Depuis des années, les géants de l'intelligence artificielle entraînent leurs modèles sur des œuvres protégées, qu'il s'agisse de textes, musiques et images, sans franche autorisation ni rémunération des auteurs. Le Sénat avait donc déposé en décembre 2025 une proposition de loi pour rééquilibrer le rapport de force. Et le 19 mars 2026, le Conseil d'État, la plus haute juridiction administrative française, vient de lui donner son feu vert. À terme, cela pourrait changer beaucoup de choses.
Pourquoi les créateurs ne peuvent aujourd'hui pas défendre pleinement leurs droits face aux modèles d'IA
Pour apprendre à parler, écrire ou créer, une IA a besoin de s'entraîner sur des quantités colossales de contenus : articles, romans, chansons, photographies... Des œuvres qui appartiennent à des auteurs, des compositeurs, des éditeurs. Sauf que cette collecte massive se fait sans jamais leur demander leur accord, et sans leur verser le moindre centime. Et pour de nombreux créateurs et élus, cela ne peut plus durer.
En théorie, le droit européen permet aux auteurs de s'opposer à l'utilisation de leurs œuvres par les IA, c'est ce qu'on appelle l'opt-out. Mais dans les faits, ce droit reste lettre morte, car les textes européens sont trop vagues pour qu'il soit réellement applicable. Et comment se défendre quand on ne sait même pas qui a utilisé votre travail, ni comment ?
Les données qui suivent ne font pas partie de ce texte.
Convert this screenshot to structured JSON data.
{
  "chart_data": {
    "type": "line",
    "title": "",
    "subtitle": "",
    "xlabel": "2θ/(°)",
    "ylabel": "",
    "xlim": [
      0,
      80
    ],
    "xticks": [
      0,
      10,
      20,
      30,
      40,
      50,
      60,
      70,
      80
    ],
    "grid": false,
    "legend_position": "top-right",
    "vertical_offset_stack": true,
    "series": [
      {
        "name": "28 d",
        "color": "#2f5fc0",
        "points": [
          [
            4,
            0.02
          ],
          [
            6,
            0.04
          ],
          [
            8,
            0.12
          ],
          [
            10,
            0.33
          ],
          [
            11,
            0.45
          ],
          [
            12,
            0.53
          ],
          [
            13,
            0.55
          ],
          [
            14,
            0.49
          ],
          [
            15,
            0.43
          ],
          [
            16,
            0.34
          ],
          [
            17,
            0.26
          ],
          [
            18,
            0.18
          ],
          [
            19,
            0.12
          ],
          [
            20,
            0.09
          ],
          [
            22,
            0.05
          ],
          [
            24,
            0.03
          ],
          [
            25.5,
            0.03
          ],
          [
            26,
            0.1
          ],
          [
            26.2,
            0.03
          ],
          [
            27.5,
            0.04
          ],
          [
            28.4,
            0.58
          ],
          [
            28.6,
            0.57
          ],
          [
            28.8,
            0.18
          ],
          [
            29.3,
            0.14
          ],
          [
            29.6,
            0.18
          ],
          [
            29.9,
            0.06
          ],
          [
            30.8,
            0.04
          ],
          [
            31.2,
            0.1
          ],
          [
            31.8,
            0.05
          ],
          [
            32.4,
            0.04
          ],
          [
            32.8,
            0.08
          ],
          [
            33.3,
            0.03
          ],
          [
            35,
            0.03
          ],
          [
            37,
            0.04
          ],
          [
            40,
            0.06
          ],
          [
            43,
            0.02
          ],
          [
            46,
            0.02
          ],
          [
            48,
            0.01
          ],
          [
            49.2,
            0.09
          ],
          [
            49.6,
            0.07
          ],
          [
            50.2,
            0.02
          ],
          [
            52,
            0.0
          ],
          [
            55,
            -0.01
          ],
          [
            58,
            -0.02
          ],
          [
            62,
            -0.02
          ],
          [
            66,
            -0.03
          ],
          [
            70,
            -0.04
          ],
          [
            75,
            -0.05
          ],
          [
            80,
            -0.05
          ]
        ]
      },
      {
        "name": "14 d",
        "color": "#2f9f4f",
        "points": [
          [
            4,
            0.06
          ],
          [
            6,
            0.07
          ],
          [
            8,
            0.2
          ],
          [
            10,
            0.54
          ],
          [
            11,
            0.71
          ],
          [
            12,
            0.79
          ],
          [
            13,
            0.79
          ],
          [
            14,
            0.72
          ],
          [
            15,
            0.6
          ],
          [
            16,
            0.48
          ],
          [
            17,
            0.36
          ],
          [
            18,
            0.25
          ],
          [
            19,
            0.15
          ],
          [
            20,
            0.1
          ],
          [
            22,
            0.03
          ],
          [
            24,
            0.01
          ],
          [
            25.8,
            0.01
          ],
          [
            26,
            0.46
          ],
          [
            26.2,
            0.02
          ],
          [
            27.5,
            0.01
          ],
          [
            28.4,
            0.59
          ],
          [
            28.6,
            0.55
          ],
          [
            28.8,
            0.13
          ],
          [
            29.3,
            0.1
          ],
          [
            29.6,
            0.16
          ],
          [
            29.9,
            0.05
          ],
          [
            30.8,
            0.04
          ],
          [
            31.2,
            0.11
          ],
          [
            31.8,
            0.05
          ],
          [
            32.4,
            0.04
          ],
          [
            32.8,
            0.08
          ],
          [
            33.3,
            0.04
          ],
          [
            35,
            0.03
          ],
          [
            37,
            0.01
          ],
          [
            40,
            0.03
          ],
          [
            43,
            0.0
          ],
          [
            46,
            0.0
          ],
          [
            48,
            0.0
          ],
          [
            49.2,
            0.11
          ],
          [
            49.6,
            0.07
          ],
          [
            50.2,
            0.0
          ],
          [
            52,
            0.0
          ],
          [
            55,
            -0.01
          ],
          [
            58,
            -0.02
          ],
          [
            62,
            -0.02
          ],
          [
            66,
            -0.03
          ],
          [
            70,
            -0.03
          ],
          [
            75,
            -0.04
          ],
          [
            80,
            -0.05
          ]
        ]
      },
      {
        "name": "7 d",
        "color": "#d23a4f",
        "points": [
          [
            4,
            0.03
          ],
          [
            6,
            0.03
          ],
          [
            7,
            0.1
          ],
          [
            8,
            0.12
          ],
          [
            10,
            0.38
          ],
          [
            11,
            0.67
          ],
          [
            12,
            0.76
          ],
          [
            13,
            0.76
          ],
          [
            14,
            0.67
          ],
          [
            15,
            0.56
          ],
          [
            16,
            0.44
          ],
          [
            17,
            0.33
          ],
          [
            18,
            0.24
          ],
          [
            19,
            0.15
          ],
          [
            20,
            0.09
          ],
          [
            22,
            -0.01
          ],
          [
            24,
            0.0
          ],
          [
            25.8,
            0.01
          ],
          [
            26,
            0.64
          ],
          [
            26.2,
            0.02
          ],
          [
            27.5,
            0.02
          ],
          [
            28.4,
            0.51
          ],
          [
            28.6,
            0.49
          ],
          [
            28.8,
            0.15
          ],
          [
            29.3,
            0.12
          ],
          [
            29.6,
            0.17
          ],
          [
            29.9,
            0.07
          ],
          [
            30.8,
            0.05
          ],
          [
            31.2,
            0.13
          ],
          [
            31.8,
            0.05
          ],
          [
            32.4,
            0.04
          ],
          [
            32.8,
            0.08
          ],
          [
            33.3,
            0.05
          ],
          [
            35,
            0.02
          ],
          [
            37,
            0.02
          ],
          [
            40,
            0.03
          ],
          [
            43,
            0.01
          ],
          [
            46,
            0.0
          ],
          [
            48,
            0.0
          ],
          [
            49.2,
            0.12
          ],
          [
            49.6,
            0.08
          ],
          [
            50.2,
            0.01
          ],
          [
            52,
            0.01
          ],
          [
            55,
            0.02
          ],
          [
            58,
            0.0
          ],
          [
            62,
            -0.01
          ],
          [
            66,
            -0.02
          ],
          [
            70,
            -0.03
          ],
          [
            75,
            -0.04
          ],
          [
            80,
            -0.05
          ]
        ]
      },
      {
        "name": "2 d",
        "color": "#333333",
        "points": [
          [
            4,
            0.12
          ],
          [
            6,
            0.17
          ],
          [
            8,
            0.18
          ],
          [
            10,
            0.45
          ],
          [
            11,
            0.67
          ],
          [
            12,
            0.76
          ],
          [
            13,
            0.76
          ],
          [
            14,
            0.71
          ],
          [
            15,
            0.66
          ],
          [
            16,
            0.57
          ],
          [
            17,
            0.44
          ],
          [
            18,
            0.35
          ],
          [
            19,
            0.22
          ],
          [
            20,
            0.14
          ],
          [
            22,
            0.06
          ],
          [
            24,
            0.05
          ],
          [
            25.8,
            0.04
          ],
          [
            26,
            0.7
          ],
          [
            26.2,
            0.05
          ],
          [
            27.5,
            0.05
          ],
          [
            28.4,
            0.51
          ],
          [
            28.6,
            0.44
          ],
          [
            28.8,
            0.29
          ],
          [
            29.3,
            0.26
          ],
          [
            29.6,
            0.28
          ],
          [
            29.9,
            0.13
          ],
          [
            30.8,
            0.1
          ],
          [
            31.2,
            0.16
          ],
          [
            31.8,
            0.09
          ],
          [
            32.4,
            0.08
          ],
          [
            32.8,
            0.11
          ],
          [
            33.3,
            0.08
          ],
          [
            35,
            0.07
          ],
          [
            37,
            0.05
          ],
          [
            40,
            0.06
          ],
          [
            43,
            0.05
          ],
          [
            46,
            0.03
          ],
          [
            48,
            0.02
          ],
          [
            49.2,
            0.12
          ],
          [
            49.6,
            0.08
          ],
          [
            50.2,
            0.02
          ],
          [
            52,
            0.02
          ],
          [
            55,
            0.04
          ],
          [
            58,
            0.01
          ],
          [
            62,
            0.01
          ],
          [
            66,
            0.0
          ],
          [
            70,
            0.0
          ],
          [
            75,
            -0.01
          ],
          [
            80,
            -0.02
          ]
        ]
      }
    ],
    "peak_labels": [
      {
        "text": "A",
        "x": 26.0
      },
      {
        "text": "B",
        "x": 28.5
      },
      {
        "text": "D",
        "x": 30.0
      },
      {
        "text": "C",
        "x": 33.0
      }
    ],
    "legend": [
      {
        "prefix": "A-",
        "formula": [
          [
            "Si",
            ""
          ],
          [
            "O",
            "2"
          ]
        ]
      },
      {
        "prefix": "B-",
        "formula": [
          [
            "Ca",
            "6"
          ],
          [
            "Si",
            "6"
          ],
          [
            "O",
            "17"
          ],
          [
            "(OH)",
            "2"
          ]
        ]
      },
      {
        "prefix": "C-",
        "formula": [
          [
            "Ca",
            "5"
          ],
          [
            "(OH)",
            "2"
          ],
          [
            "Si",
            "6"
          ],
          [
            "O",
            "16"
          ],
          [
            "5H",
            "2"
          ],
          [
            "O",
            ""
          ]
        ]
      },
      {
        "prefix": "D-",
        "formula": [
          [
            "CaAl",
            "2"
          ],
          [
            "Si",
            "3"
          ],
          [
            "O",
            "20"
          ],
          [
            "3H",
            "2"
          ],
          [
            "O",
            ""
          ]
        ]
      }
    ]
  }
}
C'est pour combler ce vide que la sénatrice LIRT Laure Darcos a déposé, le 12 décembre 2025, une proposition de loi courte, mais ô combien importante. Elle ne comporte qu'un seul article, mais porte un principe qui change tout. Désormais, un fournisseur ou générateur d'IA serait automatiquement présumé avoir utilisé des œuvres protégées, et ce serait à lui de prouver le contraire. Il n'y aurait donc plus besoin pour un auteur de démontrer qu'on lui a « volé » son travail, la loi le ferait à sa place.
Le Sénat examine la loi sur l'IA et le droit d'auteur le 8 avril en séance publique
Avant d'aller plus loin, le président du Sénat a demandé au Conseil d'État de vérifier que ce texte ne posait aucun problème juridique. La réponse est tombée le 19 mars 2026. La France a bien le droit de voter une telle loi, et elle ne contredit ni la Constitution, ni les règles européennes. Quelques retouches mineures ont été suggérées, immédiatement acceptées par les auteurs du texte.
Certains adversaires du texte espéraient le faire tomber avant même son examen, en brandissant le risque d'inconstitutionnalité. L'avis du Conseil d'État leur coupe l'herbe sous le pied. La commission de la culture du Sénat, présidée par Laurent Lafon (UDR), peut désormais aborder le vote du 8 avril, où la proposition de loi sera examinée par les sages, plus sereinement.
La proposition de loi sera d'abord passée au crible en commission le 1er avril, avant d'être soumise au vote de l'ensemble du Sénat une semaine plus tard. Si elle est adoptée, elle ne résoudra pas tout du jour au lendemain, mais elle marquerait un tournant symbolique et juridique fort dans un secteur où les fournisseurs d'IA ont jusqu'ici fixé les règles seuls. Pour les créateurs, l'attente est immense.